SafeEraser: Enhancing Safety in Multimodal Large Language Models through Multimodal Machine Unlearning
Junkai Chen, Zhijie Deng, Kening Zheng, Yibo Yan, Shuliang Liu, PeiJun Wu, Peijie Jiang, Jia Liu, Xuming Hu
TL;DR
SafeEraser formalizes safety-focused unlearning for multimodal LLMs and introduces PD Loss to curb over-forgetting while preserving model utility. The benchmark comprises 3,000 images and 28.8K VQA pairs across six harmful categories, organized into forget, retain, and prompt decouple sets. Empirical results show that PD Loss, when combined with existing MU methods, reduces Safe Answer Refusal Rate by 79.5% and maintains forget quality and utility, illustrating a practical path toward safer MLLMs. The work provides a comprehensive framework and metrics for evaluating safety unlearning, with implications for deploying trustworthy multimodal AI systems in real-world settings.
Abstract
As Multimodal Large Language Models (MLLMs) develop, their potential security issues have become increasingly prominent. Machine Unlearning (MU), as an effective strategy for forgetting specific knowledge in training data, has been widely used in privacy protection. However, MU for safety in MLLM has yet to be fully explored.
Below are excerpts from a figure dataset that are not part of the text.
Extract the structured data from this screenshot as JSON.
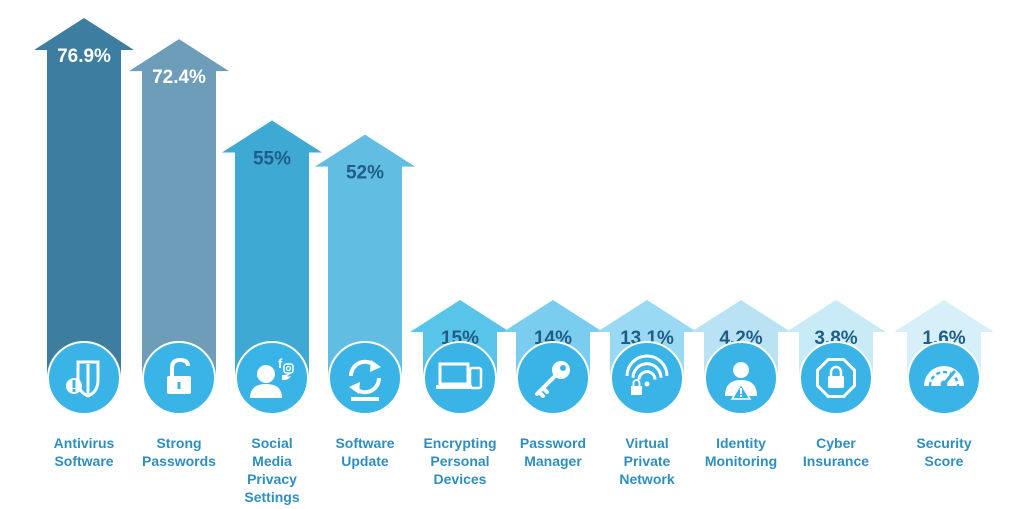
{
  "chart_data": {
    "type": "bar",
    "title": "",
    "xlabel": "",
    "ylabel": "",
    "ylim": [
      0,
      100
    ],
    "categories": [
      "Antivirus Software",
      "Strong Passwords",
      "Social Media Privacy Settings",
      "Software Update",
      "Encrypting Personal Devices",
      "Password Manager",
      "Virtual Private Network",
      "Identity Monitoring",
      "Cyber Insurance",
      "Security Score"
    ],
    "category_lines": [
      [
        "Antivirus",
        "Software"
      ],
      [
        "Strong",
        "Passwords"
      ],
      [
        "Social",
        "Media",
        "Privacy",
        "Settings"
      ],
      [
        "Software",
        "Update"
      ],
      [
        "Encrypting",
        "Personal",
        "Devices"
      ],
      [
        "Password",
        "Manager"
      ],
      [
        "Virtual",
        "Private",
        "Network"
      ],
      [
        "Identity",
        "Monitoring"
      ],
      [
        "Cyber",
        "Insurance"
      ],
      [
        "Security",
        "Score"
      ]
    ],
    "values": [
      76.9,
      72.4,
      55,
      52,
      15,
      14,
      13.1,
      4.2,
      3.8,
      1.6
    ],
    "value_labels": [
      "76.9%",
      "72.4%",
      "55%",
      "52%",
      "15%",
      "14%",
      "13.1%",
      "4.2%",
      "3.8%",
      "1.6%"
    ],
    "icons": [
      "shield-alert-icon",
      "unlocked-padlock-icon",
      "social-media-user-icon",
      "refresh-icon",
      "devices-icon",
      "key-icon",
      "wifi-lock-icon",
      "user-alert-icon",
      "padlock-octagon-icon",
      "gauge-icon"
    ],
    "colors": [
      "#3d7ea0",
      "#6d9db9",
      "#3ea9d3",
      "#62bde3",
      "#58c4ea",
      "#7acdef",
      "#9ad9f3",
      "#b9e3f5",
      "#c9ebf8",
      "#d6eff9"
    ],
    "icon_color": "#3ab4e6",
    "label_color": "#2e8fbf"
  }
}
To address this issue, we propose SAFEERASER, a safety unlearning benchmark for MLLMs, consisting of 3,000 images and 28.8K VQA pairs. We comprehensively evaluate unlearning methods from two perspectives: forget quality and model utility. Our findings show that existing MU methods struggle to maintain model performance while implementing the forget operation and often suffer from over-forgetting. Hence, we introduce Prompt Decouple (PD) Loss to alleviate over-forgetting through decouple prompt during unlearning process. To quantitatively measure over-forgetting mitigated by PD Loss, we propose a new metric called Safe Answer Refusal Rate (SARR). Experimental results demonstrate that combining PD Loss with existing unlearning methods can effectively prevent over-forgetting and achieve a decrease of 79.5% in the SARR metric of LLaVA-7B and LLaVA-13B, while maintaining forget quality and model utility. Our code and dataset will be released upon acceptance. Warning: This paper contains examples of harmful language and images, and reader discretion is recommended.